Born and raised on Long Island and now a resident of Westchester County, volunteer John Angulat joined the Red Cross in 2018. After retiring six months ago, Angulat now thoroughly enjoys almost a fulltime volunteer role. Angulat is a Disaster Action Team (DAT) team member, which means that he provides relief and compassion to residents after local disasters.

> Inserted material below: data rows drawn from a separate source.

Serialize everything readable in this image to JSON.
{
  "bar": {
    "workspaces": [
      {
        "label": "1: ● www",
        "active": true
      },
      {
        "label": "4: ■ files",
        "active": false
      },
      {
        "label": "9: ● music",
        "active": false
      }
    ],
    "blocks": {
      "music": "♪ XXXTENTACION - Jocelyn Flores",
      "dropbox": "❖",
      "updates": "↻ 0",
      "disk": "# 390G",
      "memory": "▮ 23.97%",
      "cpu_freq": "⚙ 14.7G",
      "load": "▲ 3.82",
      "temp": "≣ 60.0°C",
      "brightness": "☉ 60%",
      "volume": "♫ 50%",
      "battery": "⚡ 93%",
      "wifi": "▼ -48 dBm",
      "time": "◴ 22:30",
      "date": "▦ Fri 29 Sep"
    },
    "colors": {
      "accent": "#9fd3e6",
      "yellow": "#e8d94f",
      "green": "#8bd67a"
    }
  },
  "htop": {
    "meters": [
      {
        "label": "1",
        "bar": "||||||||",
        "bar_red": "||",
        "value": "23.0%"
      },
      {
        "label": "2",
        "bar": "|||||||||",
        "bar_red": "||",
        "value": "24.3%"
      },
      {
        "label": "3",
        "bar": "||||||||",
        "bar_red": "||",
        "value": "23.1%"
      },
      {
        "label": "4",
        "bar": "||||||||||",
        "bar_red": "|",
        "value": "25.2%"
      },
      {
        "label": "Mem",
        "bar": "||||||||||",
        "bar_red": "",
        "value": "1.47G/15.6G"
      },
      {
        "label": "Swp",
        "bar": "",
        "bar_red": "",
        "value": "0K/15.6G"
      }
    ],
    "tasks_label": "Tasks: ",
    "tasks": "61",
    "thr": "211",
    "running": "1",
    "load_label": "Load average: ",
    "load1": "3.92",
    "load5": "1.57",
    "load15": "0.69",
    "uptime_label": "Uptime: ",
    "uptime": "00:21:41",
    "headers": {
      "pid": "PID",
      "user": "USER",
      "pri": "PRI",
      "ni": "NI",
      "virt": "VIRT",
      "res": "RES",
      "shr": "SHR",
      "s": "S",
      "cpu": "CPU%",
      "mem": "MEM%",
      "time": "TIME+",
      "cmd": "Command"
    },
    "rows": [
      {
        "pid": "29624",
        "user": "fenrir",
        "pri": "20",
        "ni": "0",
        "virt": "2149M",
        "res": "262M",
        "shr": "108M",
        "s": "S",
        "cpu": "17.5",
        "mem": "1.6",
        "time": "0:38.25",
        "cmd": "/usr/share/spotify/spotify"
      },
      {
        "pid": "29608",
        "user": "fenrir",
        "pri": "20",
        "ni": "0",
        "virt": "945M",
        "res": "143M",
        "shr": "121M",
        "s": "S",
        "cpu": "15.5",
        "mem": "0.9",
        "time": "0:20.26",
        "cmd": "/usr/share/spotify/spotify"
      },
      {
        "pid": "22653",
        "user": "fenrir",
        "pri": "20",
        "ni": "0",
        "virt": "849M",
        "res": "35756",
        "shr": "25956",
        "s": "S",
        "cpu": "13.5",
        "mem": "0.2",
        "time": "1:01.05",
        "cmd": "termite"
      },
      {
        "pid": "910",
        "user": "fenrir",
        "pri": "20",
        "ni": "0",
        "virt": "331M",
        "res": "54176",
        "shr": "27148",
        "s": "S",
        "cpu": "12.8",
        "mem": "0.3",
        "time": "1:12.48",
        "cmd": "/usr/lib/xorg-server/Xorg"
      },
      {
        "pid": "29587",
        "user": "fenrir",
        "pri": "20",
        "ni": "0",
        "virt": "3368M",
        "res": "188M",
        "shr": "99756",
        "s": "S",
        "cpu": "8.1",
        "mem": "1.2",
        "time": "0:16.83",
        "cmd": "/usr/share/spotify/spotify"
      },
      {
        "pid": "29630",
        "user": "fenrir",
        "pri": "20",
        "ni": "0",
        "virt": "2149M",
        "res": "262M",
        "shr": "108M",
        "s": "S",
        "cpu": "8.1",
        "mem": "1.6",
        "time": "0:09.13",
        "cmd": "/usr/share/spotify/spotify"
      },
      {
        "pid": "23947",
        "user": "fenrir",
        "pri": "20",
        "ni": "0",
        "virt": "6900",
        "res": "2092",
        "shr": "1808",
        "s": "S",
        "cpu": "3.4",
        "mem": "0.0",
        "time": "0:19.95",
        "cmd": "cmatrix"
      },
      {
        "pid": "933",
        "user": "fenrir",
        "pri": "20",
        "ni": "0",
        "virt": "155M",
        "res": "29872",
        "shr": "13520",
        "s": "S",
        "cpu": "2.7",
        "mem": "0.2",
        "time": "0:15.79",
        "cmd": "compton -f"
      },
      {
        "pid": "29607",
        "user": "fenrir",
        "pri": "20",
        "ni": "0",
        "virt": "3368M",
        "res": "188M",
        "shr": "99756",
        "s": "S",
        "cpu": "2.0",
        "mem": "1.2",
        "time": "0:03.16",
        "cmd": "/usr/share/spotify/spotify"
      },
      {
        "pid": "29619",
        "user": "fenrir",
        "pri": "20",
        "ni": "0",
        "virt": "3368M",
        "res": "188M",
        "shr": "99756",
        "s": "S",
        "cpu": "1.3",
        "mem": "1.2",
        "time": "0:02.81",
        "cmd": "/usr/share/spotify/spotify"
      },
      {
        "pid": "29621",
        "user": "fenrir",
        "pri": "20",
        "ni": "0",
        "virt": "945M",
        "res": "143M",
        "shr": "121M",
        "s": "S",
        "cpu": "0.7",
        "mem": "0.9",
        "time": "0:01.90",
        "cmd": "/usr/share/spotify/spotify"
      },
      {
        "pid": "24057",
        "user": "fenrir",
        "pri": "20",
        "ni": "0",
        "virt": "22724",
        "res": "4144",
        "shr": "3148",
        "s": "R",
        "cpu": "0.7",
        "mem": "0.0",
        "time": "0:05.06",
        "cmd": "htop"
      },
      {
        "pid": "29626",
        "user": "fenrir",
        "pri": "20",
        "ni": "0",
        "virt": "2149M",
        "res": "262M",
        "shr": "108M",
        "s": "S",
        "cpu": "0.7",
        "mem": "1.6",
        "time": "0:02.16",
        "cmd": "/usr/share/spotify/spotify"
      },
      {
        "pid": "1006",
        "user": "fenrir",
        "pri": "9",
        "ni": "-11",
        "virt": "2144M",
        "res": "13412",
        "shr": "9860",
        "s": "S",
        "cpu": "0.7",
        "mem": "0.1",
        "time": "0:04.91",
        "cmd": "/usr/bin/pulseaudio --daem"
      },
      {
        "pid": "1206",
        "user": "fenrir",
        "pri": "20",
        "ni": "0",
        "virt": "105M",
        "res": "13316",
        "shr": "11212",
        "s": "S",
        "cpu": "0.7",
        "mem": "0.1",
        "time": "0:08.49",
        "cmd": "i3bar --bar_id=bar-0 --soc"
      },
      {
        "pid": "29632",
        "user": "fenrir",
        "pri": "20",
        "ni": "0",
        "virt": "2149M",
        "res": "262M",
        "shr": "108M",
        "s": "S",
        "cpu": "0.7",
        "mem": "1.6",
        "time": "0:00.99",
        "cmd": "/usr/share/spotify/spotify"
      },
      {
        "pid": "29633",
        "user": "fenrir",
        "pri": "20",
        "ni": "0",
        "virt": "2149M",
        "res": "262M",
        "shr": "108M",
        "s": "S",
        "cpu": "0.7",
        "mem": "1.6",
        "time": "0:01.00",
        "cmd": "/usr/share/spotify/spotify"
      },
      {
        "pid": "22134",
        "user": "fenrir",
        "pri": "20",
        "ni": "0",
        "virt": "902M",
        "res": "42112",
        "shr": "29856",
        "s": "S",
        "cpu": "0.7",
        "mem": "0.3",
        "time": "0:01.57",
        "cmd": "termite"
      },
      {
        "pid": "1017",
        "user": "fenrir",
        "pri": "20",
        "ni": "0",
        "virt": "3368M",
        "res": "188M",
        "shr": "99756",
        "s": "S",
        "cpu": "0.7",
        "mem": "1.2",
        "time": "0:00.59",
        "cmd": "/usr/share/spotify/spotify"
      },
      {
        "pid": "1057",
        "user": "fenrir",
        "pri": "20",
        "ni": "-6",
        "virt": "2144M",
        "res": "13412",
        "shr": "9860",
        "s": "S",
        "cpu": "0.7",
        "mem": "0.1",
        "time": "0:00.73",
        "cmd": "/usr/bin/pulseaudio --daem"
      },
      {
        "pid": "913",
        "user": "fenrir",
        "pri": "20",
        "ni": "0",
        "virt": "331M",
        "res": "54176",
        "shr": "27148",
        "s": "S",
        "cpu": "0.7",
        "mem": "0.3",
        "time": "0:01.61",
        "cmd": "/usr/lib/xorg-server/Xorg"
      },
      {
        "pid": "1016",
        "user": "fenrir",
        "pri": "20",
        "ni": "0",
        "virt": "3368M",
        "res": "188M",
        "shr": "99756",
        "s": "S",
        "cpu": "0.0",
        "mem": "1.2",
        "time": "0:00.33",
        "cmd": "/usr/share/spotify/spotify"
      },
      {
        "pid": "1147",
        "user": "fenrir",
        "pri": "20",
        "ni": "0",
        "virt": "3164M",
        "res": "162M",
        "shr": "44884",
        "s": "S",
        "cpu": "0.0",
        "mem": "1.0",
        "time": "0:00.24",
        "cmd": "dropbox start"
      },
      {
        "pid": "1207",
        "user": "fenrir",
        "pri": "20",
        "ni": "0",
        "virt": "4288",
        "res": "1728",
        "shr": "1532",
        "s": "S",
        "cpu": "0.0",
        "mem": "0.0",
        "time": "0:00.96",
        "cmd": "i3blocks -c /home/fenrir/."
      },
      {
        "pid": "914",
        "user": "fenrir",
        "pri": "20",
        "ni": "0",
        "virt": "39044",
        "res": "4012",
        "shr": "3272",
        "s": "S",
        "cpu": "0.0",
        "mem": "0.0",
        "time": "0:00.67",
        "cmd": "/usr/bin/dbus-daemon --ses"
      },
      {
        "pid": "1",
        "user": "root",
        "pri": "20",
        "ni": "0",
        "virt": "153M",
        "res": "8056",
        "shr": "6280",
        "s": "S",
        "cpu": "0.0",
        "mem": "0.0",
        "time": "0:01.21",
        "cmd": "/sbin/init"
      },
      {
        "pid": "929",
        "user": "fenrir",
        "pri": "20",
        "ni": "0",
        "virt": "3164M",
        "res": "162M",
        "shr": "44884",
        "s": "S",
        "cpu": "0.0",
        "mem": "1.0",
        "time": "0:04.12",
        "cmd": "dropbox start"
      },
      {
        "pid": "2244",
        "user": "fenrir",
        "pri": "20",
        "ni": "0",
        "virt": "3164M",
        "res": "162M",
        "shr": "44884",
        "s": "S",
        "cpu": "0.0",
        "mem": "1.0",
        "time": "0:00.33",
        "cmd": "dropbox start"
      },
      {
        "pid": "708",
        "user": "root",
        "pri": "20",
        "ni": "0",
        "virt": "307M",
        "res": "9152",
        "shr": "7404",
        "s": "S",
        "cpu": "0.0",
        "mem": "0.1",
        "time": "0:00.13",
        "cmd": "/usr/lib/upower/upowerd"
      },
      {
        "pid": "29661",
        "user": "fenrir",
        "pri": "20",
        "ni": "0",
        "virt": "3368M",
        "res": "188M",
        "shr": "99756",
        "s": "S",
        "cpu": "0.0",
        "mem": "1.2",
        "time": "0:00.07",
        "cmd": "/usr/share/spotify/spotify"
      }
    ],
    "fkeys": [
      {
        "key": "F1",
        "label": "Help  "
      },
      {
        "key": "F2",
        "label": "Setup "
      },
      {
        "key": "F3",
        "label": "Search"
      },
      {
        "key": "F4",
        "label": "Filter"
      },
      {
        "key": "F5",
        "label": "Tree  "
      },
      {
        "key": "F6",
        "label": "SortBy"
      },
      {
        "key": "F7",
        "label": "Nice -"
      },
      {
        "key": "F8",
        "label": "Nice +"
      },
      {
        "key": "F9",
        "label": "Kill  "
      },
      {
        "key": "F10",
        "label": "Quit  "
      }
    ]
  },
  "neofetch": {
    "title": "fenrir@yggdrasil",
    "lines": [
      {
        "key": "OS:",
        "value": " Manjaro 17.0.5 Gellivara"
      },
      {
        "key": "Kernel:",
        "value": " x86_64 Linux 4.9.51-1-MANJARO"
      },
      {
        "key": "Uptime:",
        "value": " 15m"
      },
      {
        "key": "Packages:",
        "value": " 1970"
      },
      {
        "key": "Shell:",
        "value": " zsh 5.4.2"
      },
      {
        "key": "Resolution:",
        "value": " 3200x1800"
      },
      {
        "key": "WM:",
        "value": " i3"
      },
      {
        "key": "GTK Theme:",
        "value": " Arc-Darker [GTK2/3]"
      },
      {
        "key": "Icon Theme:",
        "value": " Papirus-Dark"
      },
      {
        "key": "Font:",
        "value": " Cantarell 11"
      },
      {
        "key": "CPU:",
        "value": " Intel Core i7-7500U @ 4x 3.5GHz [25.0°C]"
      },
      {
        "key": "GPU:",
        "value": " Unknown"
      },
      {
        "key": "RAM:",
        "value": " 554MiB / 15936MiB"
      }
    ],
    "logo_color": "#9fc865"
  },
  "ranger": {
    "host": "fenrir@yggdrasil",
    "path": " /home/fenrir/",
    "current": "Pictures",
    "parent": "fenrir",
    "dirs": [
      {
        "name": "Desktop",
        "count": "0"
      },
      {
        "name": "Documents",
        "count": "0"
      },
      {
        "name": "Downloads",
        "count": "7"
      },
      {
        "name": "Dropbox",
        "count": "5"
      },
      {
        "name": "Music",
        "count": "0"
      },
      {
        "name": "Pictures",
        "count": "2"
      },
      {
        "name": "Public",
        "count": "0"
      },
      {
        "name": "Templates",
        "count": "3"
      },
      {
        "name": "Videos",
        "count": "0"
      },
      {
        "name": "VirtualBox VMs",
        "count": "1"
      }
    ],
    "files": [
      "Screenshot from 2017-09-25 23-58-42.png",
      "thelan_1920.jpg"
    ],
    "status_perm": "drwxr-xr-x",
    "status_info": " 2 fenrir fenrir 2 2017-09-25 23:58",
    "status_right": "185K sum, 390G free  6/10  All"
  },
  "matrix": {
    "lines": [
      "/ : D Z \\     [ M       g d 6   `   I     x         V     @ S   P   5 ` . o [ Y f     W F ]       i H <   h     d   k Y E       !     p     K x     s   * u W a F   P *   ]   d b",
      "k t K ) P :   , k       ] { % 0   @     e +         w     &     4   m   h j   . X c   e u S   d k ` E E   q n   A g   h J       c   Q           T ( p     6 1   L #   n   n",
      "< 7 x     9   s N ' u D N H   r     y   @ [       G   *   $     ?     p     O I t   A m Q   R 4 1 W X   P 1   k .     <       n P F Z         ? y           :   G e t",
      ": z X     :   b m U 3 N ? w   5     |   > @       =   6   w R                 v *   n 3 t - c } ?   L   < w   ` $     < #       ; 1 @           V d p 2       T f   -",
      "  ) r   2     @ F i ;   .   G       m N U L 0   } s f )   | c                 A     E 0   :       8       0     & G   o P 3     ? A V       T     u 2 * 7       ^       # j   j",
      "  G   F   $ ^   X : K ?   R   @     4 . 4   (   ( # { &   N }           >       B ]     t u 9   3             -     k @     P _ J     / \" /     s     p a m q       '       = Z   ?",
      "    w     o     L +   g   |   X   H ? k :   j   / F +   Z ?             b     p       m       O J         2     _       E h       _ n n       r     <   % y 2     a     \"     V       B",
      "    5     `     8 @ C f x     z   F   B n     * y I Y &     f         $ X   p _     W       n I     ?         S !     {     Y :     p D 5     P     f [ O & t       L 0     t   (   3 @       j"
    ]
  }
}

What led you to join the Red Cross?
There was a desire to volunteer. But I think, without sounding too altruistic, it was self-reflection. I somewhat realized that I had a pretty good life. I didn't grow up wealthy: working class mother and father. When I think of the state of the world, and what people go through, in the grand scheme of things I didn't do too badly. And it was just a desire to just pay a little back. I just started feeling guilty about not being engaged. I just didn't want to take life for a ride anymore. So, I said: “Well, I'm gonna volunteer.” I didn't actually start out with the Red Cross. There's a website that's called Volunteer New York, and it's a listing of all the volunteer opportunities that are available in the area…it's almost like a help wanted listing. I was doing one-off volunteer opportunities, sometimes with photography, sometimes something else. And then one day I saw an advertisement that Red Cross was looking for Disaster Action Team responders, and it was in my area. So, I said to myself, “I'll try it,” and never looked back.
What is a moment you will never forget from your time with the Red Cross?
Me and a partner had responded to a what we call a multi-family fire. A number of people were profoundly affected by the fire. We were just trying to be as nice as we could to the people, and as kind as possible. One of the worst things you can go through, other than losing loved one, is losing your home. We were working with them for quite some time, just trying to get them calmed down. When all was all said and done, we packed everything up. As I walked down from the porch to the sidewalk, there were crowds of people. And as I was walking to my car, somebody started clapping and then everyone else was clapping and I knew that they were clapping for us. I’m still moved by it. It kind of hammered home what you're doing for these people. In the long term they've still got a long process to go through. But at least you've gotten them through the next few days and pointed them in the right direction. It was touching, it really was. I don't think I’ll ever forget that.
What would you say to encourage someone to become a Red Cross volunteer?
Try it. You have nothing to lose. You are a volunteer. There’s a whole different mindset when you are doing volunteer work, rather than when you are being paid by someone. Just a different mindset, a different approach. What could go wrong? You try, you don’t like it, you just say “Hey it’s not for me.” But at least you can say, “I tried it.” That’s what I would tell anyone. Try it and I think you’ll like it. I really do.